Agent-specific policies also need to distinguish between reading and acting because those are very different levels of risk. For a bank, this looks like different access based on different risk profiles that are tailored to each respective case. The same customer record may be accessed for fraud review or for a general service workflow. In healthcare, accessing patient information for a clinical task is not the same as accessing it for an administrative process. The audit trail has to explain the business context, not just the technical event. Row-level controls are how you prevent the wrong access before it happens. Instead of granting an agent broad access to a table, the system should limit access to the specific records that match the agent’s task, customer relationship or regulatory boundary.
Blocks & Files**: How can banks, telecom carriers and healthcare organizations use AI in production while keeping regulated data inside infrastructure they control?**
**Max Romanenko: **They have to bring AI to the data rather than moving regulated data into an external environment just so an agent can use it. Regulated organizations can’t just treat core customer data like generic application context that can be copied and pasted onto wherever the agent framework happens to run.

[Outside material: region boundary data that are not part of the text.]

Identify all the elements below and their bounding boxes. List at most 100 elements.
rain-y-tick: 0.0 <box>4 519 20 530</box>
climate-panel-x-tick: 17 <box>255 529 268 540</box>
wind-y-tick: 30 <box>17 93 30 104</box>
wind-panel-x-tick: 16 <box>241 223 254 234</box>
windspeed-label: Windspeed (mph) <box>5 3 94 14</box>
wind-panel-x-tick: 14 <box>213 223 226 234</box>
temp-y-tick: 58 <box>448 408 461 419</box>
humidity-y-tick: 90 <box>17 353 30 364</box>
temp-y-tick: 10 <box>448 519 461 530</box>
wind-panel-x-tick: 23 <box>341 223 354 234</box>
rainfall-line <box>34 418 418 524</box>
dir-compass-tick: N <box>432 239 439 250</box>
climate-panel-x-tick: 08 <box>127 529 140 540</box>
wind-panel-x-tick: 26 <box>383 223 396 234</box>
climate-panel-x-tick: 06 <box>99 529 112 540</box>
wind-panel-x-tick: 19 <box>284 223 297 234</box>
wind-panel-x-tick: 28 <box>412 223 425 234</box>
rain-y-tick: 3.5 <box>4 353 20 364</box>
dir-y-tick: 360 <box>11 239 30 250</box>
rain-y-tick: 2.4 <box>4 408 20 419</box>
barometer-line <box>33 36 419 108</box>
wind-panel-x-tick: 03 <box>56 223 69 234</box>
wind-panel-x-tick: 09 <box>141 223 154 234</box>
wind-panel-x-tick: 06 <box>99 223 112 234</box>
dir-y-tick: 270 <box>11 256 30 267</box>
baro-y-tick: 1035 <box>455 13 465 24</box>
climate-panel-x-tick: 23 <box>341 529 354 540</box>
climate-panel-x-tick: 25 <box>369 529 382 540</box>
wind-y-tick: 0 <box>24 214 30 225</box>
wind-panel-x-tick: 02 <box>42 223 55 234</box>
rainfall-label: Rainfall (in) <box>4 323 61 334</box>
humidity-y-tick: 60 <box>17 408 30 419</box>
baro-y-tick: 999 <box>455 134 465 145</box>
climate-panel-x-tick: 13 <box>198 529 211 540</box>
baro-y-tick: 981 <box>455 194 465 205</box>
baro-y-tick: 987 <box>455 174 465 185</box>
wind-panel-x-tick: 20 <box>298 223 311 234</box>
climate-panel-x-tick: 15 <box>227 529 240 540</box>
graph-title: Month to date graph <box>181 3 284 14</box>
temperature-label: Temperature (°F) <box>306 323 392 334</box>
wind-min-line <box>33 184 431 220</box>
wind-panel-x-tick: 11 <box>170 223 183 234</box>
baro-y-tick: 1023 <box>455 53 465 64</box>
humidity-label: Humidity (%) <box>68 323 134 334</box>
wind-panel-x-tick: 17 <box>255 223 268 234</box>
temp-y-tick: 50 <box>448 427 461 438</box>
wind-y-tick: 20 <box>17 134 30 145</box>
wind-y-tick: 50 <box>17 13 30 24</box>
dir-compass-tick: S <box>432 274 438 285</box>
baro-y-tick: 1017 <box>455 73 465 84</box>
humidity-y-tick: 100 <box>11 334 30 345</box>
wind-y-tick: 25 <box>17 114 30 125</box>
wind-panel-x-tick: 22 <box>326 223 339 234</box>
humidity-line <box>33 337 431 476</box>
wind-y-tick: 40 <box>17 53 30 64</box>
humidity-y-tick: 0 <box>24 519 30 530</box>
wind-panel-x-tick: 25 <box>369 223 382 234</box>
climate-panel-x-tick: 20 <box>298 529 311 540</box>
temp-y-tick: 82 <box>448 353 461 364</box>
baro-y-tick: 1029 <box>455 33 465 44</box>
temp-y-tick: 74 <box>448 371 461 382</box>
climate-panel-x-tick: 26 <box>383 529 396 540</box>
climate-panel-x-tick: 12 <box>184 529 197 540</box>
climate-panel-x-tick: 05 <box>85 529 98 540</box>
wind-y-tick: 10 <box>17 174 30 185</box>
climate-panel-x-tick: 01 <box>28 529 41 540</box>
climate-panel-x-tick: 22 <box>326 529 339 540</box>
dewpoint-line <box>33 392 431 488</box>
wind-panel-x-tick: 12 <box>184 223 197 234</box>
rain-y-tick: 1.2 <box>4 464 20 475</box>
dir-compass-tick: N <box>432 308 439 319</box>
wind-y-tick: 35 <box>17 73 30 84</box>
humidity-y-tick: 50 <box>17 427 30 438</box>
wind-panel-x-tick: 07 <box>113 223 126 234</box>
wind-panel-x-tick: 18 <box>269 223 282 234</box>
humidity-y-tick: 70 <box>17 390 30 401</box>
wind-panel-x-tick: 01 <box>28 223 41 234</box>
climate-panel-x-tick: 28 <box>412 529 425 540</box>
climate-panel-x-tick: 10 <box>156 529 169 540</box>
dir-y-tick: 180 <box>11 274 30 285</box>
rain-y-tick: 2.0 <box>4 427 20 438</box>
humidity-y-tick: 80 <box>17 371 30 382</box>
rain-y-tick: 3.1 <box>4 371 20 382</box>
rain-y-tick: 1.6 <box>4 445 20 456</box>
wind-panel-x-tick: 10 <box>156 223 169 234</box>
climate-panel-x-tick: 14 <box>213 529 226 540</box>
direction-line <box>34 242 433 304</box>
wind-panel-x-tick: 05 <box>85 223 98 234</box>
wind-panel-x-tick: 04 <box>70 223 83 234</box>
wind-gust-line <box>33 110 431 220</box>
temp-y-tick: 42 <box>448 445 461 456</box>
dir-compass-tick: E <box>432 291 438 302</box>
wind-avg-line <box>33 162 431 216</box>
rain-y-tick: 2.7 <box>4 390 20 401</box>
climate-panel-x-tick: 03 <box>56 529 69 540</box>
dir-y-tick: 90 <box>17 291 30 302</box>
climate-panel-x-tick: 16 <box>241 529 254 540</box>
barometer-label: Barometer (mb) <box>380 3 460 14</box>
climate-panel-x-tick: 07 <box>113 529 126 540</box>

This introduces the threat of exposing sensitive network operations data to a platform it doesn’t fully control or govern, while still claiming the same level of operational sovereignty.

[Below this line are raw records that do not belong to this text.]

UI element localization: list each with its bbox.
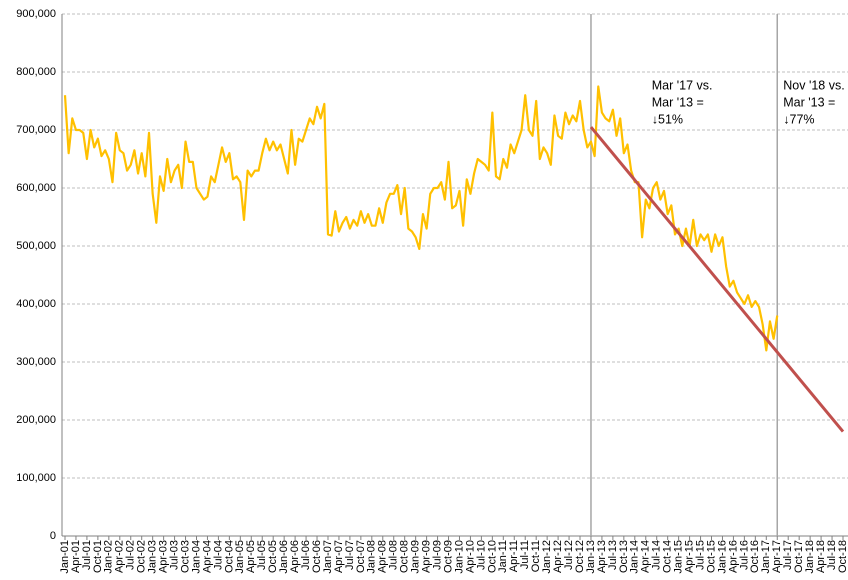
x-tick-label: Oct-11 <box>530 540 542 572</box>
x-tick-label: Oct-14 <box>662 540 674 573</box>
y-tick-label: 300,000 <box>16 356 56 368</box>
x-tick-label: Jul-09 <box>431 540 443 570</box>
x-tick-label: Oct-08 <box>399 540 411 573</box>
x-tick-label: Jan-17 <box>760 540 772 574</box>
x-tick-label: Jul-08 <box>388 540 400 570</box>
annotation: Mar '13 = <box>652 95 704 109</box>
x-tick-label: Oct-01 <box>92 540 104 573</box>
x-tick-label: Apr-01 <box>70 540 82 573</box>
x-tick-label: Apr-13 <box>596 540 608 573</box>
x-tick-label: Jul-12 <box>563 540 575 570</box>
x-tick-label: Apr-05 <box>245 540 257 573</box>
x-tick-label: Apr-14 <box>640 540 652 573</box>
x-tick-label: Jan-05 <box>234 540 246 574</box>
y-tick-label: 800,000 <box>16 66 56 78</box>
y-tick-label: 900,000 <box>16 8 56 20</box>
x-tick-label: Jan-04 <box>190 540 202 574</box>
y-tick-label: 700,000 <box>16 124 56 136</box>
annotation: Mar '17 vs. <box>652 78 713 92</box>
x-tick-label: Jul-14 <box>651 540 663 570</box>
x-tick-label: Oct-04 <box>223 540 235 573</box>
x-tick-label: Jul-01 <box>81 540 93 570</box>
x-tick-label: Oct-06 <box>311 540 323 573</box>
x-tick-label: Apr-17 <box>771 540 783 573</box>
x-tick-label: Jan-01 <box>59 540 71 574</box>
y-tick-label: 400,000 <box>16 298 56 310</box>
annotation: ↓77% <box>783 112 814 126</box>
x-tick-label: Jul-13 <box>607 540 619 570</box>
x-tick-label: Jan-18 <box>804 540 816 574</box>
x-tick-label: Jan-11 <box>497 540 509 573</box>
x-tick-label: Jan-12 <box>541 540 553 574</box>
x-tick-label: Jul-11 <box>519 540 531 569</box>
x-tick-label: Jul-15 <box>694 540 706 570</box>
y-tick-label: 100,000 <box>16 472 56 484</box>
x-tick-label: Apr-10 <box>464 540 476 573</box>
x-tick-label: Apr-02 <box>114 540 126 573</box>
x-tick-label: Oct-02 <box>136 540 148 573</box>
x-tick-label: Oct-15 <box>705 540 717 573</box>
y-tick-label: 600,000 <box>16 182 56 194</box>
data-line <box>63 85 779 352</box>
annotation: ↓51% <box>652 112 683 126</box>
x-tick-label: Apr-06 <box>289 540 301 573</box>
x-tick-label: Jan-16 <box>716 540 728 574</box>
x-tick-label: Jul-17 <box>782 540 794 570</box>
trend-line <box>589 126 845 433</box>
x-tick-label: Jan-15 <box>673 540 685 574</box>
x-tick-label: Jul-03 <box>168 540 180 570</box>
x-tick-label: Jul-05 <box>256 540 268 570</box>
x-tick-label: Jan-09 <box>410 540 422 574</box>
x-tick-label: Jul-02 <box>125 540 137 570</box>
x-tick-label: Jan-07 <box>322 540 334 574</box>
y-tick-label: 200,000 <box>16 414 56 426</box>
x-tick-label: Oct-10 <box>486 540 498 573</box>
x-tick-label: Jan-13 <box>585 540 597 574</box>
x-tick-label: Apr-11 <box>508 540 520 572</box>
x-tick-label: Apr-09 <box>421 540 433 573</box>
x-tick-label: Oct-07 <box>355 540 367 573</box>
x-tick-label: Jul-10 <box>475 540 487 570</box>
x-tick-label: Apr-15 <box>683 540 695 573</box>
x-tick-label: Apr-08 <box>377 540 389 573</box>
x-tick-label: Apr-03 <box>158 540 170 573</box>
x-tick-label: Jan-06 <box>278 540 290 574</box>
x-tick-label: Oct-05 <box>267 540 279 573</box>
x-tick-label: Oct-16 <box>749 540 761 573</box>
x-tick-label: Oct-03 <box>179 540 191 573</box>
x-tick-label: Jul-18 <box>826 540 838 570</box>
x-tick-label: Jan-14 <box>629 540 641 574</box>
x-tick-label: Jul-06 <box>300 540 312 570</box>
annotation: Nov '18 vs. <box>783 78 844 92</box>
x-tick-label: Apr-18 <box>815 540 827 573</box>
x-tick-label: Oct-12 <box>574 540 586 573</box>
x-tick-label: Oct-13 <box>618 540 630 573</box>
x-tick-label: Oct-18 <box>837 540 848 573</box>
y-tick-label: 0 <box>50 530 56 542</box>
x-tick-label: Oct-09 <box>442 540 454 573</box>
x-tick-label: Jan-02 <box>103 540 115 574</box>
x-tick-label: Apr-07 <box>333 540 345 573</box>
x-tick-label: Jul-16 <box>738 540 750 570</box>
x-tick-label: Apr-16 <box>727 540 739 573</box>
x-tick-label: Oct-17 <box>793 540 805 573</box>
x-tick-label: Apr-04 <box>201 540 213 573</box>
annotation: Mar '13 = <box>783 95 835 109</box>
x-tick-label: Jan-03 <box>147 540 159 574</box>
x-tick-label: Jul-04 <box>212 540 224 570</box>
x-tick-label: Jul-07 <box>344 540 356 570</box>
y-tick-label: 500,000 <box>16 240 56 252</box>
x-tick-label: Jan-10 <box>453 540 465 574</box>
x-tick-label: Apr-12 <box>552 540 564 573</box>
x-tick-label: Jan-08 <box>366 540 378 574</box>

The best strategy that prioritizes security, efficiency, and deployment flexibility is to let organizations add AI and analytics around that foundation without forcing regulated data into a separate cloud-native platform first. In practical terms, that means transactional data, analytical workloads and agentic systems can operate closer to the same governed foundation, rather than being spread across disconnected platforms with different control models. The AI architecture has to support those choices from the beginning instead of assuming that everything moves into one vendor-controlled runtime.
Blocks & Files**: Should sovereignty function as a technical control for AI, and not just be a legal or procurement requirement?**
**Max Romanenko: **For agentic AI, sovereignty must be baked into the system. Contracts can say where data should reside and who is responsible for protecting it, but they don't enforce runtime behavior or stop an agent from querying the wrong dataset, combining data in a way policy does not allow or sending regulated context into a workflow that should never have seen it.
Banks, telecom carriers, healthcare organizations and other regulated spaces need sovereignty; the company can keep regulated inside infrastructure it owns and controls, govern agent access at the data layer and enforce policy through native Postgres primitives like roles and row-level security.
Blocks & Files**: Could AI Agents enforce sovereignty?**
**Max Romanenko: **Agents can operate inside a sovereign environment, but they shouldn't be the final authority over sovereignty. They’re useful for specific and well-defined tasks, like identifying unusual access patterns, helping teams understand where regulated data is being used, and surfacing configurations that no longer match the organization’s data rules. That kind of assistance has value because modern data environments are too complex for most teams to manually inspect in real time.
But it’s vital that the final hard boundary should depend on the judgment of a human and the architecture they created. An agent should not be the authority in deciding whether it’s allowed to break a sovereignty rule. Agents can help teams manage the environment, but they should operate within rules the enterprise sets rather than becoming the authority that defines or overrides those rules.